齐国,京城,盛夏。
紫宸殿里燃着冰片香,丝丝凉意从兽首铜炉里溢出来,可冷渊还是觉得热。不是天气的热,是从心底往外涌的、怎么都压不下的燥热。他已经很久没有睡好了,从得到那个消息开始。
那封信是几天前送来的,从月国。信封上写着“齐国皇帝亲启”,字迹娟秀,一看就是女子所写。信里没有署名,只写着几句话:如意侯林宣,现在月国王宫。其人与月国王交情匪浅,日夜相伴,形影不离。王上若有意,可遣使来访。
信很短,可那几句话里,藏着太多东西。冷渊把那封信看了很多遍,纸都起了毛边,他还能背下来了——如意侯林宣,现在月国王宫。日夜相伴,形影不离。
冷渊站在窗前,看着外面御花园里的花。夏天了,夏花开得正盛,一团团一簇簇红的白的粉的蓝的。
可他没有心思看,他在想一个人。一个从阙蓝,从他身边离开的人,他找了他很久,他为了找他再次重回京城,却不想被戴上了一定皇帝的大帽子,却不想不期然成了这齐国江山的主人,而他只是来找他的。
可是他没有找见。
他当了皇帝,暗中在各州府下发榜文,找了一年,还是没有找见。
他后悔了。每一天都后悔,每一个夜晚都后悔。他后悔在阙蓝的时候,让他走了,后悔没有追上去,后悔没有把他留下来,哪怕是关着、锁着、绑着。只要他在身边,怎样都行。
他那样一个人,那样一张脸,在外面,会遇到什么样的事情,他不敢想。
冷渊闭上眼睛。他想起那个人笑起来的模样——眉眼弯弯的,像远黛春山,眼眸含光潋滟缠绵,如仙露明珠,像盛着一汪春水。
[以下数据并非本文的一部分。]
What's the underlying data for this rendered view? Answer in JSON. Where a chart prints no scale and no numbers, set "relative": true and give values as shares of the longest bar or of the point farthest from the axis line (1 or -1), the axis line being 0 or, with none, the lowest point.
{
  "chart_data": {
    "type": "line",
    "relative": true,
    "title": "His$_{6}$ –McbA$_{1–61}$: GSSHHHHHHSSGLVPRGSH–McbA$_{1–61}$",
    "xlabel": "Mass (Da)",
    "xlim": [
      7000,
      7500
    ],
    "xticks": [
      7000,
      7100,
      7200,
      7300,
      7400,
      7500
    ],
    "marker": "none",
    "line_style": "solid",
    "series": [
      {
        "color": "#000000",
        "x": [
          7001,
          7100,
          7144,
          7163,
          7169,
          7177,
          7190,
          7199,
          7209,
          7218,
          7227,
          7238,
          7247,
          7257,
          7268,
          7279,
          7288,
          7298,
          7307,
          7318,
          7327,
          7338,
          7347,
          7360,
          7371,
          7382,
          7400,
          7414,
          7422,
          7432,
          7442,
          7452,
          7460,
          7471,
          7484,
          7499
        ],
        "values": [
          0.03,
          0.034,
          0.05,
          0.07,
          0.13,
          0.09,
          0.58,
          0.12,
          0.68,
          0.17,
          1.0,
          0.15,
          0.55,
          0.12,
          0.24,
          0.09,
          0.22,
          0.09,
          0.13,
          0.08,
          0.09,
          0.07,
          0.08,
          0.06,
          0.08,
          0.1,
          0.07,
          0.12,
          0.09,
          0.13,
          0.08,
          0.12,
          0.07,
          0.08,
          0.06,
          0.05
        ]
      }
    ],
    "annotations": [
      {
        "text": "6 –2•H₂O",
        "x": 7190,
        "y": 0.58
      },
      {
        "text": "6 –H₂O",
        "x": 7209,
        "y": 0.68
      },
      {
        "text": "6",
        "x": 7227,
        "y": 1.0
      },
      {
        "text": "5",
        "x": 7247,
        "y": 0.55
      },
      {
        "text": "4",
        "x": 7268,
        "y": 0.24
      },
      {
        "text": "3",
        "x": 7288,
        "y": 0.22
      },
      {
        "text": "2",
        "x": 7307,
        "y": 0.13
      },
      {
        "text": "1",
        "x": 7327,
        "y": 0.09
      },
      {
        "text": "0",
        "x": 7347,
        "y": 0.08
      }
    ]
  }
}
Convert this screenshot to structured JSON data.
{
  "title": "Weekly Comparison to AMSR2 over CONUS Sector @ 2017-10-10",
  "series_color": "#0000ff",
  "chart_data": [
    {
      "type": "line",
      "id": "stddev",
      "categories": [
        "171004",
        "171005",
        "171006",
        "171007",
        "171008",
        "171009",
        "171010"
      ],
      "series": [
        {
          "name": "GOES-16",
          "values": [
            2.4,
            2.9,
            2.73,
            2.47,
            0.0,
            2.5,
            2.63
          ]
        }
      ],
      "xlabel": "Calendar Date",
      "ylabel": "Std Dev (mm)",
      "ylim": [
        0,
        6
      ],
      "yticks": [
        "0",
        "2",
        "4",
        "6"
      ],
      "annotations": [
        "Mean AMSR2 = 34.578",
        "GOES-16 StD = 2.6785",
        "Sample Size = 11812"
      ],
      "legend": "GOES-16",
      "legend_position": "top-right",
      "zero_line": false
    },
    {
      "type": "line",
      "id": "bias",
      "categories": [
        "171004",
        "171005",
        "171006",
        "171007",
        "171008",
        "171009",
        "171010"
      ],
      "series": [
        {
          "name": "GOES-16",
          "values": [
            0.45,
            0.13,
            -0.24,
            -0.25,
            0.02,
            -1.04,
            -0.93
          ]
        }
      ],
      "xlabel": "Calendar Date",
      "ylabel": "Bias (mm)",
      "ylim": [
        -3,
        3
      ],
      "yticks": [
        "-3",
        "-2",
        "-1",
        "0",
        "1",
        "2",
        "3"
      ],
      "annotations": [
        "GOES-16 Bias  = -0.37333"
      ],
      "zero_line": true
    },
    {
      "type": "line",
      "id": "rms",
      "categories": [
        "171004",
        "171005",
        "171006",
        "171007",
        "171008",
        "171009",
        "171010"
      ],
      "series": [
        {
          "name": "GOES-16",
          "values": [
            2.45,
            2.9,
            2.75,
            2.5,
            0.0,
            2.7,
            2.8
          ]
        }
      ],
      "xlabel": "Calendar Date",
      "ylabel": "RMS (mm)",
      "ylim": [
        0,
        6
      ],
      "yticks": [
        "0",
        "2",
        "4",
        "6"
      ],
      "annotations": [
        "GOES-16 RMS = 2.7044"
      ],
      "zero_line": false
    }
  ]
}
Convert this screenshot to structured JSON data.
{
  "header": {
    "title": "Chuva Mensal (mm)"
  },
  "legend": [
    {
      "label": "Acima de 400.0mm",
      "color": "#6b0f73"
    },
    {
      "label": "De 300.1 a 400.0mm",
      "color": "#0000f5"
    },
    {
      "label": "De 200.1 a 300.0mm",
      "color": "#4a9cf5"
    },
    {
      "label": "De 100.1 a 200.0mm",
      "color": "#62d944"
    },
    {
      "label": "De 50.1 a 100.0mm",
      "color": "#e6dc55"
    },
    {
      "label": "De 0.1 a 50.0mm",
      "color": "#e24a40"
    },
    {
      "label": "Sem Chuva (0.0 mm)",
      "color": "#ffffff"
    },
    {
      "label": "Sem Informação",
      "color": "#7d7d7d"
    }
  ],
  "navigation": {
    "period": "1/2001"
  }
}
那个人哭了,梨花带雨的,让人心都要碎了。那个人生气了,含嗔带怒也似喜的。那个人害怕了,缩在角落里,浑身发抖,可眼睛还是亮着的。那些样子,那些生动的样子,他全都记得。
月国。月国王宫。日夜相伴,形影不离。
冷渊睁开眼睛,那双眼睛里的东西,再也没有人能看懂了。
“传旨。”他对身边的太监说。太监跪下来。“召使臣入宫。朕要派人出使月国。”太监应了,退下去。
冷渊转过身,看着那些花。他想,等使臣把那个人带回来,他不能让他再走了,还是需要留在京城,留在他的眼皮子底下。他才能安安心心的。他不会再让他走了,再也不会。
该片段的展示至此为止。